The brutal summer heat proved too much on Tuesday for another hiker visiting The Wave, a flowing sandstone rock formation near the Utah-Arizona border that claimed the lives of a Bay Area couple from Campbell earlier this month.
Elisabeth Ann Bervel, 27, of Mesa, Ariz., died of cardiac arrest when a medical helicopter arrived too late to save her, authorities said.
Bervel was celebrating her fifth wedding anniversary with her husband, Anthony, when they lost their way on a 3-mile, unmarked route back to a trailhead, forcing them to spend extra hours under blazing sun in 90-degree temperatures and humidity.
Officials said her legs gave out hiking in soft sand, and her husband kept going to find a cell phone signal to call for help. He appeared to be in no danger from the heat or exertion, authorities said.
The fatalities have caused officials to reiterate warnings about the danger and isolation of the terrain.
Hikers are warned of the danger and provided pictures of prominent landmarks. There are also guides available. Still, many visitors strike out alone, making it harder to solicit others for an emergency rescue.
Officials allow only 20 hikers a day into the area, described in its website as “a gallery of gruesomely twisted sandstone, resembling deformed pillars, cones, mushrooms and other odd creations … with the unique blending of color twisted in the rock, creating a dramatic rainbow of pastel yellows, pinks and reds.”
More than 48,000 people applied last year for the 7,300 available permits, officials said. The shortage of permits means that many hike The Wave in the middle of summer.
Ten of the Wave’s 20 daily hiking permits are issued online many months ahead of time. The other 10 are issued by a lottery at the Grand Staircase Escalante National Monument visitor’s center in Kanab, Utah, officials said.

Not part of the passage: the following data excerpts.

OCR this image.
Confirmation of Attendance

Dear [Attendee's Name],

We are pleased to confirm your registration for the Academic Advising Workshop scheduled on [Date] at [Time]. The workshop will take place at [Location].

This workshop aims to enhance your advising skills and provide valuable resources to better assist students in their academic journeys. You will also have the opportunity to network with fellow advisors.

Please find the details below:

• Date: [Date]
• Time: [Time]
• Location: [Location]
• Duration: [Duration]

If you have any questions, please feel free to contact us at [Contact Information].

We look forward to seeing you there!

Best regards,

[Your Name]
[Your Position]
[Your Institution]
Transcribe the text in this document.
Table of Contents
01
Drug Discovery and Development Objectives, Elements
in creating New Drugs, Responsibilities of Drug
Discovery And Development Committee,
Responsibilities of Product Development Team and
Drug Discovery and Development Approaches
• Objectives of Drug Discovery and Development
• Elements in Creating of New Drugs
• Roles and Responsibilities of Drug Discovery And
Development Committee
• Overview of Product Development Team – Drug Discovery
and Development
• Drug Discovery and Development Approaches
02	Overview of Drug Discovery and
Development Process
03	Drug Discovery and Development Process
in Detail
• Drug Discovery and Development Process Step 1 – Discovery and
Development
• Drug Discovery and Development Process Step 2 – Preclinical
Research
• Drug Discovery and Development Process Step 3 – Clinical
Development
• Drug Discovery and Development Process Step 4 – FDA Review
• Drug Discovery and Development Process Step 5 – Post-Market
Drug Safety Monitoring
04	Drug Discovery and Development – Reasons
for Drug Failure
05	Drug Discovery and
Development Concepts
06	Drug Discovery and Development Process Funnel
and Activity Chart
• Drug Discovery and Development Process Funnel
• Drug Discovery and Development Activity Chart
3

Officials are now reviewing the permit system.
“It does come back to personal discretion, and making choices,” Rachel Tueller, a spokeswoman for the Arizona Strip District of the U.S. Bureau of Land Management, which controls The Wave, told the Associated Press. “Anytime you go out on public land, it’s a risk. You have to know your own capabilities.”
According to the sheriff’s report reviewed by the Los Angeles Times, the Bervels “lost the trail a couple of times on the way back, which would have been during the hot part of the day by then, and spent a couple of extra hours trying to find the correct path back to their vehicle.”
The report continued: “The couple of extra hours in the heat and hiking in the sand took their toll on Elisabeth and her legs finally gave out and she could go no farther. Anthony hiked for a ways to find a cellphone signal and made a call for help.”
Kevin Wright, manager of Vermilion Cliffs National Monument, could not be reached for comment.
But the Kane County Sheriff’s Department said the deaths make it clear the desert can be lethal.
“This event once again demonstrates the inherent risks associated with hiking in southern Utah’s desert country. Even though the Bervels had tried to make sure they were prepared for this hike, the elements proved to be stronger,” the department said in a statement.
“If you must hike, it is best to do it early in the morning, and make sure you have enough water and supplies.”